Atenolol and related beta blockers have been found to be effective reducing blood pressure and heart rate. Since high blood pressure is a warning sign for heart problems, doctors have been prescribing atenolol and related beta blockers for all sorts of heart problems, even problems that are not caused by high blood pressure. I was prescribed metoprolol and then atenolol for Atrial Fibrillation, A-Fib, beginning 2 yeas ago, even though I have low-moderate blood pressure. For someone like me, it might have been deadly. Even for patients with moderately high blood pressure (hypertension) studies suggest there is no heart benefit to atenolol and related ß-blockers, and only minimal stroke and renal benefit. As early as 1985 (37 years ago) the Medical Research Council trial found that “ß blockers are relatively ineffective for primary treatment of hypertensive outcomes.”

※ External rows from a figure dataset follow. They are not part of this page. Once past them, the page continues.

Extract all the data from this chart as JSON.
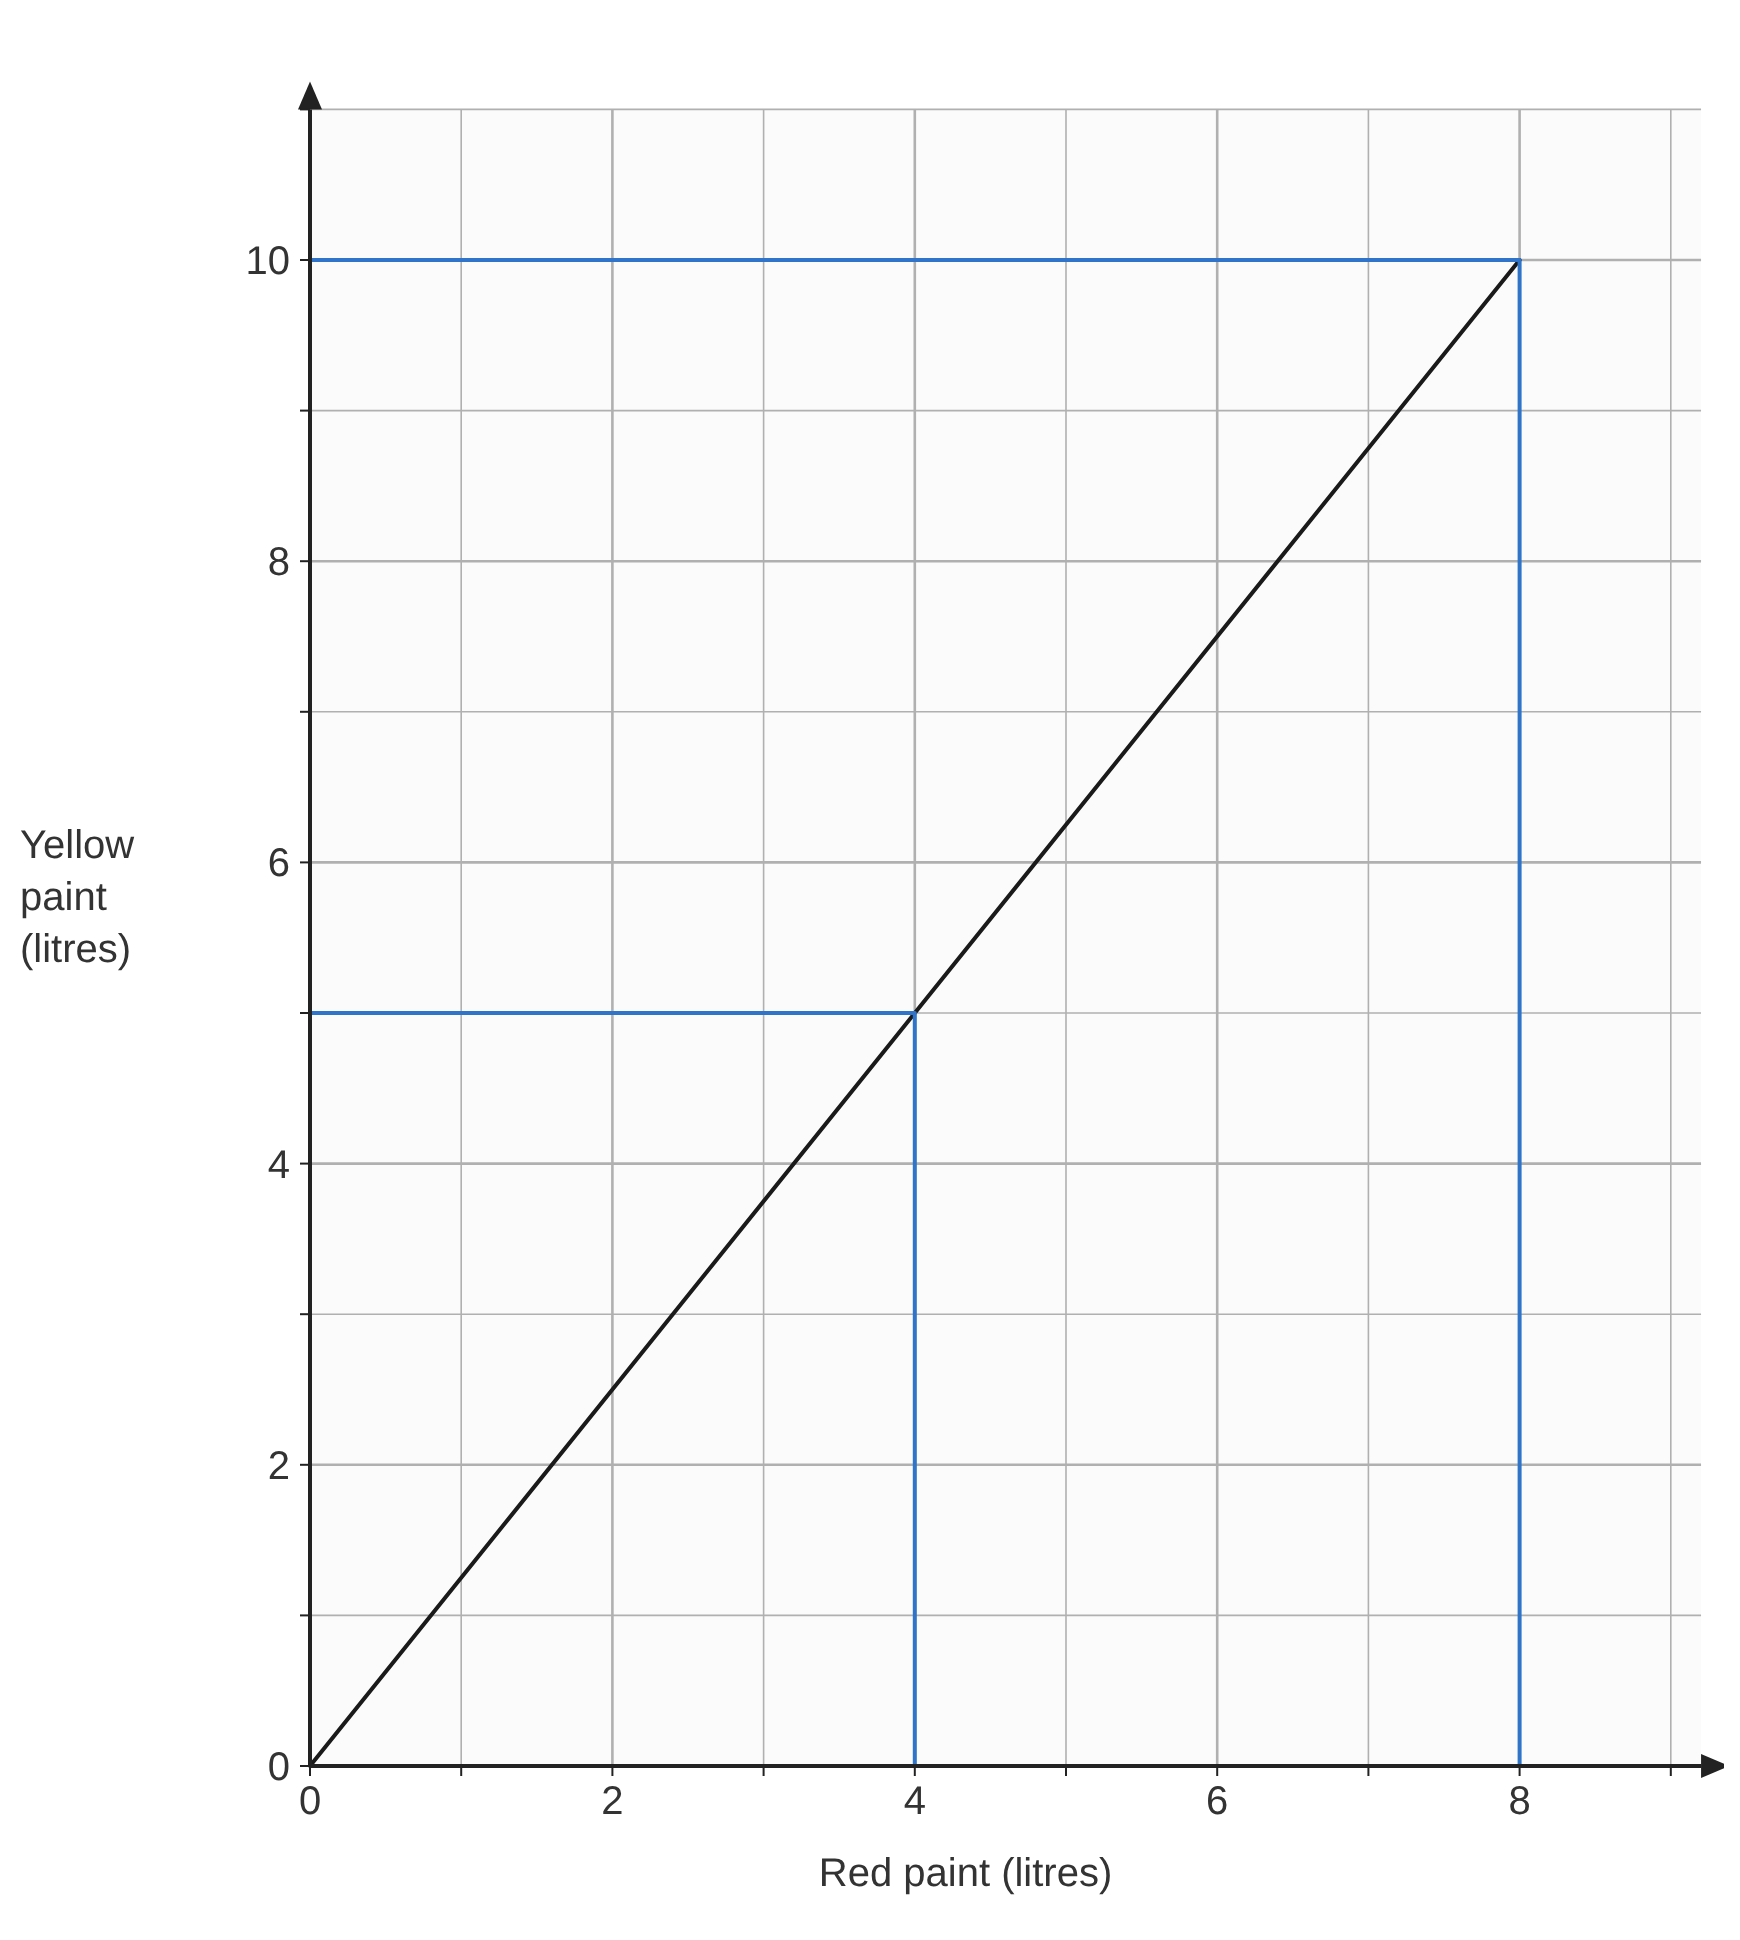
{
  "chart_data": {
    "type": "line",
    "xlabel": "Red paint (litres)",
    "ylabel": "Yellow paint (litres)",
    "xlim": [
      0,
      9.2
    ],
    "ylim": [
      0,
      11
    ],
    "xticks": [
      0,
      {
        "value": 1,
        "label": null
      },
      2,
      {
        "value": 3,
        "label": null
      },
      4,
      {
        "value": 5,
        "label": null
      },
      6,
      {
        "value": 7,
        "label": null
      },
      8,
      {
        "value": 9,
        "label": null
      }
    ],
    "yticks": [
      0,
      {
        "value": 1,
        "label": null
      },
      2,
      {
        "value": 3,
        "label": null
      },
      4,
      {
        "value": 5,
        "label": null
      },
      6,
      {
        "value": 7,
        "label": null
      },
      8,
      {
        "value": 9,
        "label": null
      },
      10,
      {
        "value": 11,
        "label": null
      }
    ],
    "grid": true,
    "marker": "none",
    "line_style": "solid",
    "series": [
      {
        "color": "#1a1a1a",
        "x": [
          0,
          8
        ],
        "values": [
          0,
          10
        ]
      },
      {
        "color": "#2f74c8",
        "x": [
          0,
          8,
          8
        ],
        "values": [
          10,
          10,
          0
        ]
      },
      {
        "color": "#2f74c8",
        "x": [
          0,
          4,
          4
        ],
        "values": [
          5,
          5,
          0
        ]
      }
    ]
  }
}
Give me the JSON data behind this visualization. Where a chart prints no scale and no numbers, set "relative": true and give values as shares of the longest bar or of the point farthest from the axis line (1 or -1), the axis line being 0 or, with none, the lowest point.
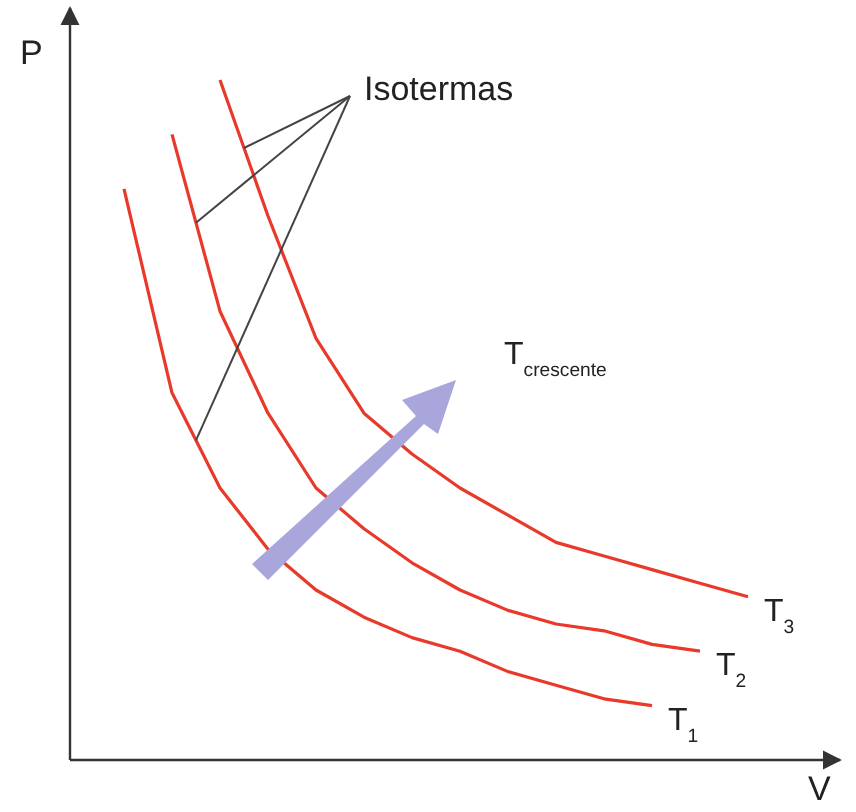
{
  "chart_data": {
    "type": "line",
    "relative": true,
    "xlabel": "V",
    "ylabel": "P",
    "marker": "none",
    "line_style": "solid",
    "annotations": [
      "Isotermas",
      "T$_{crescente}$"
    ],
    "categories": [
      null,
      null,
      null,
      null,
      null,
      null,
      null,
      null,
      null,
      null,
      null,
      null,
      null,
      null
    ],
    "series": [
      {
        "name": "T$_{1}$",
        "color": "#e8392b",
        "values": [
          0.84,
          0.54,
          0.4,
          0.31,
          0.25,
          0.21,
          0.18,
          0.16,
          0.13,
          0.11,
          0.09,
          0.08,
          null,
          null
        ]
      },
      {
        "name": "T$_{2}$",
        "color": "#e8392b",
        "values": [
          null,
          0.92,
          0.66,
          0.51,
          0.4,
          0.34,
          0.29,
          0.25,
          0.22,
          0.2,
          0.19,
          0.17,
          0.16,
          null
        ]
      },
      {
        "name": "T$_{3}$",
        "color": "#e8392b",
        "values": [
          null,
          null,
          1,
          0.8,
          0.62,
          0.51,
          0.45,
          0.4,
          0.36,
          0.32,
          0.3,
          0.28,
          0.26,
          0.24
        ]
      }
    ]
  }
}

End point. Relative risk. 95% CI. All-cause mortality Cardiovascular mortality MI Stroke Carlberg B et al. Lancet 2004; 364:1684–1689.

There lots of adverse side-effects to atenolol, as listed at the end of this post. More recent studies (e.g. Carlsberg et al., at right) continue to find no positive effects on the heart, but lots of negatives. A review in Lancet (2004) 364,1684–9 was titled, “Review: atenolol may be ineffective for reducing cardiovascular morbidity or all cause mortality in hypertension” (link here). “In patients with essential hypertension, atenolol is not better than placebo or no treatment for reducing cardiovascular morbidity or all cause mortality.” It further concluded that, “compared to other antihypertensive drugs, it [atenolol] may increase the risk of stroke or death.” I showed this and related studies to my doctor, and pointed out that I have averaged to low blood pressure, but he persisted in pushing this drug, something that seems common among medical men. My guess is that the advertising or doctor subsidies are spectacular. By contrast, aspirin has long been known to be effective for heart problems; my doctor said to go off aspirin.

The graph at right is from “Trial of Secondary Prevention with Atenolol after transient Ischemic Attack or Nondisabling Ischemic Stroke”, published in Stroke, 24 4 (1993), (see link here). a Thje study involved 1473 at-risk patients, randomly prescribed atenolol or placebo. It found no outcome benefit from atenolol, and several negatives. After 3 years, in two equal-size randomized groups, there were 64 deaths among the atenolol group, 58 among the placebo group; there were 11 fatal strokes with atenolol, versus 8 with placebo. There were somewhat fewer non-fatal strokes with atenolol, but the sum-total of fatal and non-fatal strokes was equal; there were 81 in each group.

“Trial of Secondary Prevention with Atenolol after transient Ischemic Attack or Nondisabling Ischemic Stroke”, published in Stroke, 24 4 (1993).

Newer beta blockers seem marginally better, as in “Effect of nebivolol or atenolol vs. placebo on cardiovascular health in subjects with borderline blood pressure: the EVIDENCE study.” “Nebivolol (NEB) in contrast to atenolol (ATE) may have a beneficial effect on endothelial function …. there was no significant change in the ATE and PLAC groups.” My question: why not use one of these, or better yet aspirin. Aspirin is shown to be beneficial, and relatively side-effect free. If you tolerate aspirin, and most people do, beneficial has to be better than maybe beneficial.

Among atenolol’s ugly side effects, as listed by the Mayo Clinic, there are: tiredness, sweating, shortness of breath, confusion, loss of sex drive, cold fingers and toes, diarrhea, nausea, and general confusion. I had some of these. There was no increase in heart stability (decrease in A-fib). My heart rate went as low at 32 bpm at night. My doctor was unconcerned, but I was. I suspected the low heart rate put me at extreme risk. Eventually, the same doctor gave me ablation therapy, and that seemed to cure the A-Fib.

Following my ablation, I was told I could get off atenolol. I then discovered another negative effect of atenolol: you have to ease off it or your heart will race. If you have A-fib, or modest hypertension, consider aspirin, eliquis, ablation, or exercise. If you are prescribed atenolol for heart issues and don’t have symptoms of very-high blood pressure, consider other options and/or changing doctors.